Do people still use SMS these days though anyway?
I would have thought iMessage, RCS and separate chat apps like Whatsapp, Signal and WeChat would have largely replaced SMS by now.
In my opinion, relying on upgrading users automagically to an encrypted and secure protocol isn’t good practice. If someone wants to use an encrypted chat, they should do so consciously. It will only cause confusion otherwise.
This is my theory for why they ditched this feature - the ultra-concerned about privacy superusers don't approve of its messiness, even though in practice it's the main engine for user growth.
Do people still use SMS these days though anyway?
I would have thought iMessage, RCS and separate chat apps like Whatsapp, Signal and WeChat would have largely replaced SMS by now.

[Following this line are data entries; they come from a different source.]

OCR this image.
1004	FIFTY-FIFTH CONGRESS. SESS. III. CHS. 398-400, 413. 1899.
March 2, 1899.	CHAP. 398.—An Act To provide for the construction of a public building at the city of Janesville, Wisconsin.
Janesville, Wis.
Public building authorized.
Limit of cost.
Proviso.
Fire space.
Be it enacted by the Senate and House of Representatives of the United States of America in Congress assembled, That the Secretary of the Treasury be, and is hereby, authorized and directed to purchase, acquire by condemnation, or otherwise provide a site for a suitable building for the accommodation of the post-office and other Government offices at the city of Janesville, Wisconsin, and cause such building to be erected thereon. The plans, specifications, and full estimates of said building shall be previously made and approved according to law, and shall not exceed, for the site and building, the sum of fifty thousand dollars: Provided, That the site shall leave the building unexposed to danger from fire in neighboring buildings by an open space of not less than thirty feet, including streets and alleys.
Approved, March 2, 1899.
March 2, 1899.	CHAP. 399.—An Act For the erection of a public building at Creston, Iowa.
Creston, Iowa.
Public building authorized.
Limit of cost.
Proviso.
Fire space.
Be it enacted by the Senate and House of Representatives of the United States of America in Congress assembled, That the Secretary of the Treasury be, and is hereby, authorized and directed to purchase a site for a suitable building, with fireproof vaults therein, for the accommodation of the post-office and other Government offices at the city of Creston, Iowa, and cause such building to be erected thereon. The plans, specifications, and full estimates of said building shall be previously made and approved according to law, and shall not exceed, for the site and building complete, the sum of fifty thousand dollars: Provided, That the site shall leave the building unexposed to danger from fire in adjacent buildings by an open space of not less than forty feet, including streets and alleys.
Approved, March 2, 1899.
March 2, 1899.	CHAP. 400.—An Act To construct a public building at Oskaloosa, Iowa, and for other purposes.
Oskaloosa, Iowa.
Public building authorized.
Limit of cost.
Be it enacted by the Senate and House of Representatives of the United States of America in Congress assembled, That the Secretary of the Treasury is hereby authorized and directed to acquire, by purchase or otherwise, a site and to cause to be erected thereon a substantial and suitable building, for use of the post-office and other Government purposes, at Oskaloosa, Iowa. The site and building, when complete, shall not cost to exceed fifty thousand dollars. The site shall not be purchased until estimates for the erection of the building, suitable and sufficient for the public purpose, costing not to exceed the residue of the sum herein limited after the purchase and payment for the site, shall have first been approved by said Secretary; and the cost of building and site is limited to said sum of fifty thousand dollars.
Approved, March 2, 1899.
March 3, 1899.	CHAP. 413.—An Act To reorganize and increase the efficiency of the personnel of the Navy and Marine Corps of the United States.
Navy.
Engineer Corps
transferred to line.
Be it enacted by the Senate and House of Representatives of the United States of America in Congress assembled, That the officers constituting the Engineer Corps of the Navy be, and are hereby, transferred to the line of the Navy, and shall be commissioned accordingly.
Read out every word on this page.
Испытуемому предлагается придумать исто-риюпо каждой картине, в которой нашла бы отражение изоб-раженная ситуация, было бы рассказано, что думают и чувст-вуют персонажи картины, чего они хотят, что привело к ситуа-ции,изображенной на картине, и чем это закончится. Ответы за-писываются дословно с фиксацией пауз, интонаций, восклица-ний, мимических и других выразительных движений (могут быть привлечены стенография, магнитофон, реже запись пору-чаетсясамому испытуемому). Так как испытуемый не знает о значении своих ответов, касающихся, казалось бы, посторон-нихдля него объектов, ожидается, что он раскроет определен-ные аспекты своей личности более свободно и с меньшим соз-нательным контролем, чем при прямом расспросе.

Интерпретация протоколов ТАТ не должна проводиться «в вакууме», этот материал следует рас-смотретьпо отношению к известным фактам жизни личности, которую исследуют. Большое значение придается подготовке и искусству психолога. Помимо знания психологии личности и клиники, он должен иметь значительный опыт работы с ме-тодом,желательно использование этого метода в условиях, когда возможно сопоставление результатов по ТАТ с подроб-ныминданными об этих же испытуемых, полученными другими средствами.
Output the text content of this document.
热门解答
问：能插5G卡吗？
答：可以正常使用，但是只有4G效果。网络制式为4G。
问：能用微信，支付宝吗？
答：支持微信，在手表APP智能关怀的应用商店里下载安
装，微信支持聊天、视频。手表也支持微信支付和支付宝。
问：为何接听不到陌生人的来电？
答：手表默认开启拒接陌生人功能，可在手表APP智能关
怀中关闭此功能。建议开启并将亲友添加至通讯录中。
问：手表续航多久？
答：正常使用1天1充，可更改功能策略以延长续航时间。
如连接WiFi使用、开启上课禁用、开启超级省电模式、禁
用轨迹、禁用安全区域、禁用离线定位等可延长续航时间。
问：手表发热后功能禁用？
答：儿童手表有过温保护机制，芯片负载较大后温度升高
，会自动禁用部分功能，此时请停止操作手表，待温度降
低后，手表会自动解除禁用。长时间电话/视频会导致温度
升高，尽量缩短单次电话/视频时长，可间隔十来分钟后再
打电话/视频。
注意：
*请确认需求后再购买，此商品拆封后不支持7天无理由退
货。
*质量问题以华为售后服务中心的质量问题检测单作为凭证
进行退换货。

SMS, MMS, iMessage and RCS are all compatible with each other and mostly used interchangeably and are the main way people text each other (in the US anyway). You just have a phone number, and when people text it with any of those formats you receive the message and respond the same way.
This is a big complaint for me. I know that there is the official standalone APK, but if I am running a de-Googled phone, I want to be able to use Signal and have it update on a regular basis.